I have been advised that Metro may have a duty to report matters such as this to the state Comptroller. Out of an abundance of caution, I have forwarded your correspondence below to the Comptroller’s office since it is a public record, but I have not made a specific request for an investigation. Rather, I believe it would be best for the Hospital Authority to contact the Comptroller’s office directly after its meeting today. That path will allow the Hospital Authority to directly collaborate with the Comptroller’s office to determine if the state has an interest in this matter.

Finally, I encourage the Hospital Authority to independently review this matter and strengthen oversight of the receipt and use of these monies. More broadly, I encourage a review NGH’s financial reporting for any other omissions or activities that have not been accounted for. It may be useful to confer with your external auditor about this matter, as well as conduct a current review of compliance with internal control and ethics policies.

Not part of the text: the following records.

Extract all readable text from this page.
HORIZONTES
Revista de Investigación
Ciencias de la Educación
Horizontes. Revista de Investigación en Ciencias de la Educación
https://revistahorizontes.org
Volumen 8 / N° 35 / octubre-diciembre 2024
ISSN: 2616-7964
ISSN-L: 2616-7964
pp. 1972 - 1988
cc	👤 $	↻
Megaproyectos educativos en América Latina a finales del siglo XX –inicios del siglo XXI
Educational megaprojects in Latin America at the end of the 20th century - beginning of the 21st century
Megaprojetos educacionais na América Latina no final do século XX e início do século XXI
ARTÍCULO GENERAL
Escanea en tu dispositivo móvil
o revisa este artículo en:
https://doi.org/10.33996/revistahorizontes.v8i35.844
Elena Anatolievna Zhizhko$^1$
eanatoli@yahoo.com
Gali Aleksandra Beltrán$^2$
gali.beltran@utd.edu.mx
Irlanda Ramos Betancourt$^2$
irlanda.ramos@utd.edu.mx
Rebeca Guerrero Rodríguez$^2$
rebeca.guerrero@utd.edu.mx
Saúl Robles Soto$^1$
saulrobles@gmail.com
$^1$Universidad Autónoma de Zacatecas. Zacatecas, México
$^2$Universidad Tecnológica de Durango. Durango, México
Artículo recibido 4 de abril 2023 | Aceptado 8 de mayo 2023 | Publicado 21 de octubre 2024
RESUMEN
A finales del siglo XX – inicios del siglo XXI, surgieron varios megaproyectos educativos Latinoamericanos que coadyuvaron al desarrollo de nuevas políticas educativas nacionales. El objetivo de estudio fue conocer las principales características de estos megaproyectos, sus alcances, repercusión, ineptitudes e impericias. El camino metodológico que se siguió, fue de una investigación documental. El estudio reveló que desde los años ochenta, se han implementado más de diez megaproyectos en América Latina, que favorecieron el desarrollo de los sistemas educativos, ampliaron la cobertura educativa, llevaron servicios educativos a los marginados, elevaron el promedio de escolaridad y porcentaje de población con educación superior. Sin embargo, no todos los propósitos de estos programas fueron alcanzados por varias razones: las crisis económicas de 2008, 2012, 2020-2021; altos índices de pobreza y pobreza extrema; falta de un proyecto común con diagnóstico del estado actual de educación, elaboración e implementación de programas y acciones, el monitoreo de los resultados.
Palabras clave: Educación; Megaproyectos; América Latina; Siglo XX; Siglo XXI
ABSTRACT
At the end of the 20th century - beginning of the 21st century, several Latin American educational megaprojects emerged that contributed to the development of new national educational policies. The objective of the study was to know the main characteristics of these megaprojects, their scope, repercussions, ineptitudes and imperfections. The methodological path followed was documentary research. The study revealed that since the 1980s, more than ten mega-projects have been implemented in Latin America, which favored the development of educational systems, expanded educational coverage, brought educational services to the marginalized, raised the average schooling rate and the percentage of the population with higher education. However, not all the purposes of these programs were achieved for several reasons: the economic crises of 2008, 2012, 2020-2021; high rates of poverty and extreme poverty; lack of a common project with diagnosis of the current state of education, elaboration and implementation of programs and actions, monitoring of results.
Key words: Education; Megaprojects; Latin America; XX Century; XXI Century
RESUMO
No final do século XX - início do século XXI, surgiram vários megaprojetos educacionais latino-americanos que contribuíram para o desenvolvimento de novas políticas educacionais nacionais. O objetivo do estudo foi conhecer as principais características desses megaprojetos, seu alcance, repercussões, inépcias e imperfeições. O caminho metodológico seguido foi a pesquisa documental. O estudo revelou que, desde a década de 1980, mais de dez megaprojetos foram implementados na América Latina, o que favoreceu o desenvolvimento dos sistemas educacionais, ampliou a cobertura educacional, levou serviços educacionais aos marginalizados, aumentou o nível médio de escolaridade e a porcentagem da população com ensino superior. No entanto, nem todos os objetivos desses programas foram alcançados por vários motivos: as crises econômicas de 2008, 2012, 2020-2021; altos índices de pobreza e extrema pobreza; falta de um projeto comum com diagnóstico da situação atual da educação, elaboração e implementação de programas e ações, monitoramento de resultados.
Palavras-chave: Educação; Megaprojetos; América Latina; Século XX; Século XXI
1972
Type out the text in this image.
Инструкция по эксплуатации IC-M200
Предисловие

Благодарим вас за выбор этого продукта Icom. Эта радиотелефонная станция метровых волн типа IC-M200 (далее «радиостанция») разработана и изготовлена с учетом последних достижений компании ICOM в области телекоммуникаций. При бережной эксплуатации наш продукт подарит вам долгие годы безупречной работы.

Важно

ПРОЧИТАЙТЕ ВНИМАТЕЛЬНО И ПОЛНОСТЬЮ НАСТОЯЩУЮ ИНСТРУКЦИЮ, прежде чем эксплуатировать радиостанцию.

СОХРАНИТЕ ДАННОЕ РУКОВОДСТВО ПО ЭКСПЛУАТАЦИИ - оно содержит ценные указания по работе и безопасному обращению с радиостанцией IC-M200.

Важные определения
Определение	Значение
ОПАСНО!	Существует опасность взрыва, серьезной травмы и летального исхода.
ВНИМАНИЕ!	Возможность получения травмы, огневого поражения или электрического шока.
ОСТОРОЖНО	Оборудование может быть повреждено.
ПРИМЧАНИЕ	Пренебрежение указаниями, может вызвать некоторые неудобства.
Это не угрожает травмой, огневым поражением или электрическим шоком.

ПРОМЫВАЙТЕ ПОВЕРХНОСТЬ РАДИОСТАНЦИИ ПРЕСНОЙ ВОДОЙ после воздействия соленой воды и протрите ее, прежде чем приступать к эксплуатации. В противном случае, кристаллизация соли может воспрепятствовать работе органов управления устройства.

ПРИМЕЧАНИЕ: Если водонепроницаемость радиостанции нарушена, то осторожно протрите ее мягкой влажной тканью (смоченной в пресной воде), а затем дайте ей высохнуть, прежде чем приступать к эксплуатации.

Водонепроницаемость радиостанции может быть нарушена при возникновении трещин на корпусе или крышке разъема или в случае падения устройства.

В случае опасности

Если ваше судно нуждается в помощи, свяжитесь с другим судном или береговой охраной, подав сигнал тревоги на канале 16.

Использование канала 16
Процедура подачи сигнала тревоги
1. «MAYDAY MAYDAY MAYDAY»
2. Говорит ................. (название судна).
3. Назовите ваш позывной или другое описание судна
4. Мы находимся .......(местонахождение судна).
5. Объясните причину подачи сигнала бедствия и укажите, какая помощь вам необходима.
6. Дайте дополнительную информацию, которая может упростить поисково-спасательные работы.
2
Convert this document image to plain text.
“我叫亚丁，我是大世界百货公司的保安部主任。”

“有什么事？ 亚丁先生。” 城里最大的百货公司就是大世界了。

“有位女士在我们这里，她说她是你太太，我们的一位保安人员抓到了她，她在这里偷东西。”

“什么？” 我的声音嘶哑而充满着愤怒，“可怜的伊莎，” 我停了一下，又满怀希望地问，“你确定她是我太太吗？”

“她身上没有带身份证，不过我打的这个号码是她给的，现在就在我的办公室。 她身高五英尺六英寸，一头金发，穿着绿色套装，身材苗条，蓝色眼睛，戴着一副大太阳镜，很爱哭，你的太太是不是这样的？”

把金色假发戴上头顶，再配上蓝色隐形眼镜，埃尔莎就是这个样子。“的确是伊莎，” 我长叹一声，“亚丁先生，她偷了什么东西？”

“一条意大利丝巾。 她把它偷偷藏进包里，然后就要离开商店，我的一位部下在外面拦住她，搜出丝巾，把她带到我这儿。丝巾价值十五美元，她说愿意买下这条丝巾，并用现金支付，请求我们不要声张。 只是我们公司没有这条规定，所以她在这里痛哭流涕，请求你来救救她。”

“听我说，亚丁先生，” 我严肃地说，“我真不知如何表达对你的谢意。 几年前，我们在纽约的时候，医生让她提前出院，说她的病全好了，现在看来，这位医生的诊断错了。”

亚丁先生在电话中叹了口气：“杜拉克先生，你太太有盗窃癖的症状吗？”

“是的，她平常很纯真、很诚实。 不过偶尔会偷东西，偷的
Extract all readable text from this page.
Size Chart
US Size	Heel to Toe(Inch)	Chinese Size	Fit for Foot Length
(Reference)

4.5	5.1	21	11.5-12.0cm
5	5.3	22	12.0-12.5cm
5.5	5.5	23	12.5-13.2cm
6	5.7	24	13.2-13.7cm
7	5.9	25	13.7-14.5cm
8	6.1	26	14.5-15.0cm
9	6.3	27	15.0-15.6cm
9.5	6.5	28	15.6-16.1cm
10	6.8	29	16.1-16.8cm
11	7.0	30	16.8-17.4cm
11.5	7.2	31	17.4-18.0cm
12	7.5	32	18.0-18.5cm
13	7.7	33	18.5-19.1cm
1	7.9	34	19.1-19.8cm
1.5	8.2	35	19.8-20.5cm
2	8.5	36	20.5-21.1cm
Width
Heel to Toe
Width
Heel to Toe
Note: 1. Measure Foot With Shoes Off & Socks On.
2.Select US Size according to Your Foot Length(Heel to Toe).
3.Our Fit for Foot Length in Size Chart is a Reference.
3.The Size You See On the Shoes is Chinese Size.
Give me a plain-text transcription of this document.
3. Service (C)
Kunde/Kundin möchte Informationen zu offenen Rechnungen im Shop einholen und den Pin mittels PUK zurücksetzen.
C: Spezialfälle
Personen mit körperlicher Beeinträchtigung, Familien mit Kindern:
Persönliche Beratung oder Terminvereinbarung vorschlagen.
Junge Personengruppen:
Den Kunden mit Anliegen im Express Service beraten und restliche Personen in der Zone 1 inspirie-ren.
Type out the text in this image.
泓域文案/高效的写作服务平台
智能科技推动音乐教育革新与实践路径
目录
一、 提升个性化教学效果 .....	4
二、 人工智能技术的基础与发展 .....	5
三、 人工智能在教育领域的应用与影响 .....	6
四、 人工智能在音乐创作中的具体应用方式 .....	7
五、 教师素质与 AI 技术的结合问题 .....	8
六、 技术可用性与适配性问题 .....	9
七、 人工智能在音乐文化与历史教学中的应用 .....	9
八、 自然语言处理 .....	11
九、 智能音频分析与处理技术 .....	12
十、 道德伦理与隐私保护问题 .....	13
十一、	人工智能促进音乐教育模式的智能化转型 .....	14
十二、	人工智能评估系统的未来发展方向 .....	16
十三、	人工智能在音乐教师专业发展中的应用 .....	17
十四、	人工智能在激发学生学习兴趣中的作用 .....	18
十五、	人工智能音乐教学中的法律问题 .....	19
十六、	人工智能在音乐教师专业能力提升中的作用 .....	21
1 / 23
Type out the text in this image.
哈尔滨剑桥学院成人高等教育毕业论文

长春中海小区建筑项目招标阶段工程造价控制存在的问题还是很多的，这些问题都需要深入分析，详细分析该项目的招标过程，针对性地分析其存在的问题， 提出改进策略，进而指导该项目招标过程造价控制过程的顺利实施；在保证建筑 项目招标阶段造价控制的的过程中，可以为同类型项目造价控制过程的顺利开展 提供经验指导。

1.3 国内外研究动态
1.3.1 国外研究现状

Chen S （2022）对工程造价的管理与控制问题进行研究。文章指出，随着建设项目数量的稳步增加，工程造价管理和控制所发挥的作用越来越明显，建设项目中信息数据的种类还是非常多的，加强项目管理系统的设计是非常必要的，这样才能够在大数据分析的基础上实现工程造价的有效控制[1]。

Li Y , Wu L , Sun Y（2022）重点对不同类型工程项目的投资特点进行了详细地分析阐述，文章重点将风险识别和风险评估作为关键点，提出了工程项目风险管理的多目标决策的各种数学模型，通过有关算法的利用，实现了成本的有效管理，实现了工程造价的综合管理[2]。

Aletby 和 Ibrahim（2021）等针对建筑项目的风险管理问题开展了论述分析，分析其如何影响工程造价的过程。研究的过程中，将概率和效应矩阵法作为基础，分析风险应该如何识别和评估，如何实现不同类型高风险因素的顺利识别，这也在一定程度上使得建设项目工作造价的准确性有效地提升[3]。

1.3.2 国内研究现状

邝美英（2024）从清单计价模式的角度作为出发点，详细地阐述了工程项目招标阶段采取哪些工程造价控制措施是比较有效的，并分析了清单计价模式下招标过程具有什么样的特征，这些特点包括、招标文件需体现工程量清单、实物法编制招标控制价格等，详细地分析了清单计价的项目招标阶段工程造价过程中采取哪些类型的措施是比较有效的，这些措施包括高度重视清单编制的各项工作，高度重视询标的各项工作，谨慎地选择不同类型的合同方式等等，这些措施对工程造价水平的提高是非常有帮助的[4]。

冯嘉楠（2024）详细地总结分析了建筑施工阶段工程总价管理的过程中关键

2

Thanks once more for sharing this correspondence with me. Like you and other members of the Hospital Authority, I believe it is important to inspire the public trust with complete, accurate, and timely financial reporting so that we can collectively measure and manage the affairs of our public health system. I look forward to working with you and the Hospital Authority to resolve this matter efficiently and effectively.

Sincerely, Kevin Crumbo

Joseph Webb, D.Sc., chief executive officer of Nashville General Hospital, released the following statement:

Nashville General Hospital received $9.4 million in CARES funding from the federal government to assist in its response to the COVID pandemic. The use of the CARES funds is severely restricted by federal regulations and cannot be used for ordinary hospital operating expenses. Just as Metro was seeking CARES dollars, Nashville General Hospital who serves a disproportionate population of Nashville’s uninsured patients, was also seeking CARES funding. Both entities received CARES funding, with the difference being healthcare COVID funds are more severely restricted by federal law. Due to restrictions precluding use of CARES funding to offset general operating expenses, Nashville General Hospital did not want to distract or confuse the final stages of Metro’s budget process. This protected Metro and Nashville General Hospital from inappropriate diversions of this federal COVID funding. As in years past, Nashville General Hospital will return unused Metro allocated dollars. In 2019, NGH returned $2 million in unused funds from the budget subsidy received from Metro and returned $4 million in 2018. Nashville General Hospital did not hide their efforts to secure the CARES funding or the award. In fact, Nashville General Hospital reported in the May 28 Hospital Authority Board meeting receiving two payments totaling $835K from the CARES Act, thanks to assistance from Congressman Cooper’s office. NGH also requested that Metro allow the hospital to access the same consulting firm (Disaster Recovery Services) they are using to help them navigate usage and compliance with the federal regulations on spending restrictions for their $121 million COVID funding. After weeks of negotiations with Disaster Recovery Services and Metro, the Disaster Recovery Services contract is up for approval at tonight’s Hospital Authority Board meeting. Finally, once Nashville General Hospital received notice of their CARES funding, senior executives reached out to federal-elected officials to thank them for their assistance with our application.